$$ A := \begin{pmatrix} 5 & 0 & 0 & 0 \\ 0 & 2 & 2 & 1 \\ 0 & 0 & -4 & 0 \\ 0 & 2a & 0 & -2 \end{pmatrix} $$ Find $\mathcal{L}=(A,0), a \in \mathbb{R}$
I thought all I had to do is to pring it in step form.
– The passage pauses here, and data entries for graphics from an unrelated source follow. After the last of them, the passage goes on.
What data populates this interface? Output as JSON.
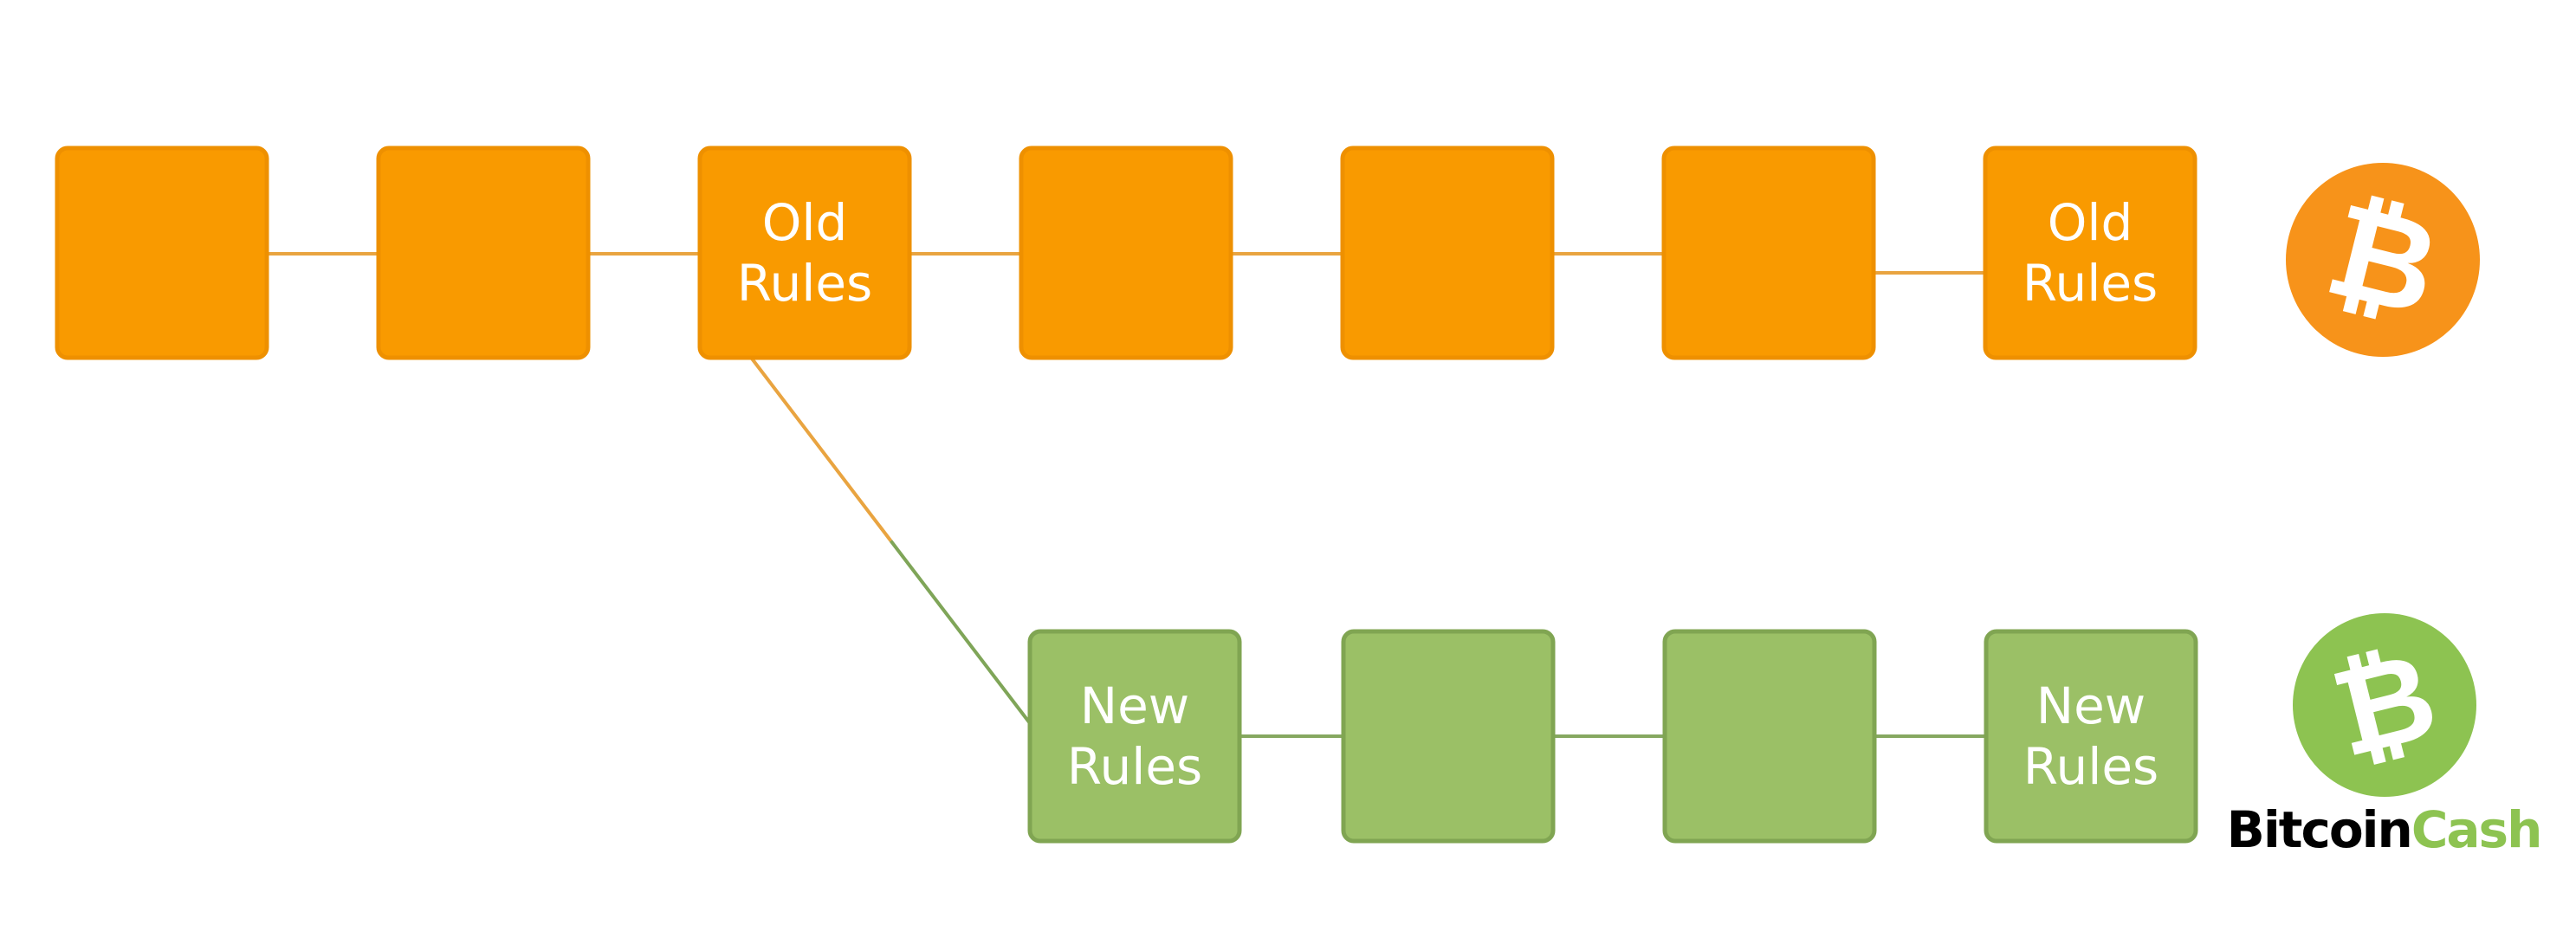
{
  "diagram": {
    "old_chain": {
      "color": "#F99A00",
      "border_color": "#EE9000",
      "link_color": "#E9A440",
      "blocks": [
        {
          "lines": []
        },
        {
          "lines": []
        },
        {
          "lines": [
            "Old",
            "Rules"
          ]
        },
        {
          "lines": []
        },
        {
          "lines": []
        },
        {
          "lines": []
        },
        {
          "lines": [
            "Old",
            "Rules"
          ]
        }
      ],
      "logo": {
        "icon": "bitcoin-logo-icon",
        "color": "#F7931A",
        "glyph": "₿"
      }
    },
    "new_chain": {
      "color": "#9BC066",
      "border_color": "#80A552",
      "link_color": "#86A860",
      "blocks": [
        {
          "lines": [
            "New",
            "Rules"
          ]
        },
        {
          "lines": []
        },
        {
          "lines": []
        },
        {
          "lines": [
            "New",
            "Rules"
          ]
        }
      ],
      "logo": {
        "icon": "bitcoin-cash-logo-icon",
        "color": "#8DC351",
        "glyph": "₿",
        "wordmark": {
          "part1": "Bitcoin",
          "part2": "Cash",
          "part1_color": "#000000",
          "part2_color": "#8DC351"
        }
      }
    },
    "fork_link": {
      "from_color": "#E9A440",
      "to_color": "#7FA558"
    }
  }
}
So I did this:
$$ \begin{pmatrix} 1 & 0 & 0 & 0 \\ 0 & 1 & 1 & \frac{1}{2} \\ 0 & 0 & 1 & 0 \\ 0 & a & 0 & -1 \end{pmatrix} \\ I:5 \\ II:2 \\ III:-4\\ IV:2 $$
$$ \begin{pmatrix} 1 & 0 & 0 & 0 \\ 0 & 1 & 1 & \frac{1}{2} \\ 0 & 0 & 1 & 0 \\ 0 & 0 & -a & -1-\frac{a}{2} \end{pmatrix}\\ IV-aII $$
$$ \begin{pmatrix} 1 & 0 & 0 & 0 \\ 0 & 1 & 1 & \frac{1}{2} \\ 0 & 0 & 1 & 0 \\ 0 & 0 & 0 & -1-\frac{a}{2} \end{pmatrix}\\ IV+aIII $$
$$ x_4 \cdot (-1-\frac{a}{2}) = 0\\ x_4 = 0 \\ x_3 = 0 \\ x_2 + 1 * 0 + \frac{1}{2} * 0 = 0 \\ x_2 = 0 \\ x_1 = 0 $$
$\Rightarrow \mathcal{L}=\{\begin{pmatrix} 0\\0\\0\\0 \end{pmatrix}\}$
I don't believe this is true. But I thought I have only done legal changes. Can someone explain what I did wrong? I surely did something that wasn't allowed.